Despite the loyal fan base, the show isn’t perfect, and what this production did highlight was that the second act is far stronger than the first. While Larson’s music is strong throughout, the book doesn’t find its feet until the final third. That’s partly due to a real inconsistency in the first half, as it struggles to balance the more light-hearted numbers with the poignant ballads. With tight direction, that imbalance can be masked somewhat, but here the pacing struggles – only feeling consistent as the book brings together all the narratives and the characters.
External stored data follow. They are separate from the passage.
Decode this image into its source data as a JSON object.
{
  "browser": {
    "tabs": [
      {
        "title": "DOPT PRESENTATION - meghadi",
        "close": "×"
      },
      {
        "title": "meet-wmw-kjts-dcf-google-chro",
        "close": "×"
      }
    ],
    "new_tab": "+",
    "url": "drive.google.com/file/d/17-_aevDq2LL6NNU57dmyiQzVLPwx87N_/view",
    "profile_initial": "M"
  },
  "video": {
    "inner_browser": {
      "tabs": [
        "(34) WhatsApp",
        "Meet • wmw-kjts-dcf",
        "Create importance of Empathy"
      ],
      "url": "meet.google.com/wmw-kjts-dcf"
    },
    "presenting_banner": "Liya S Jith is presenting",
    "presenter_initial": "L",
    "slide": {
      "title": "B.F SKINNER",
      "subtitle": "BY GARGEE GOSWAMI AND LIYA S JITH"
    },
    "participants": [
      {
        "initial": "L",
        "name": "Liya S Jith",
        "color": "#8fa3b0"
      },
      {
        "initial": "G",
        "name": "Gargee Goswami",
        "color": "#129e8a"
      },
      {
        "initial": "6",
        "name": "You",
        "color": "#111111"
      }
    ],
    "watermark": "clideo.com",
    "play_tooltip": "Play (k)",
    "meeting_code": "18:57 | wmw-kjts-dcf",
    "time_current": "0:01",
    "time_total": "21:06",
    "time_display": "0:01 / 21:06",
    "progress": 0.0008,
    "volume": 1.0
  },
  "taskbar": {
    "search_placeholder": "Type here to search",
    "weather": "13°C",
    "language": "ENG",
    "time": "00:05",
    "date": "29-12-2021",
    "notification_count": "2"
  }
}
Anna Fleischle’s design and the space in the St James are partly to blame for those pacing issues. While the musical interludes slow act one right down and break the flow, so do the quite clumsy set changes. I’m struggling to see that any of the changes were actually necessary for progressing the narrative, and only acted as a distraction. They also highlighted how ill-fitting the production was in the St James, as it has clearly been designed more with the intention of a traditional proscenium.

Verdict: ★★★★☆

A loyal revival of RENT has been long overdue, and it’s difficult to imagine a production that’s more loyal than this. It struggles with pacing at times, and is let down slightly by clumsy design, but the mostly top notch cast perfectly capture Jonathan Larson’s bohemian intentions. For RENTheads, there’s little chance of them being disappointed, and for RENT newbies, this is a cracking introduction to the cult musical.

RENT is going out on tour until May 2017, and tickets are available from the Rent website.

And the view…

Stalls, Row D, Seat 22. In such a small venue there’s always little chance of a truly awful view, and from these seats the view was understandably perfect. However, sound is a different matter, and here the mix was pretty awful with the music often drowning out the performers.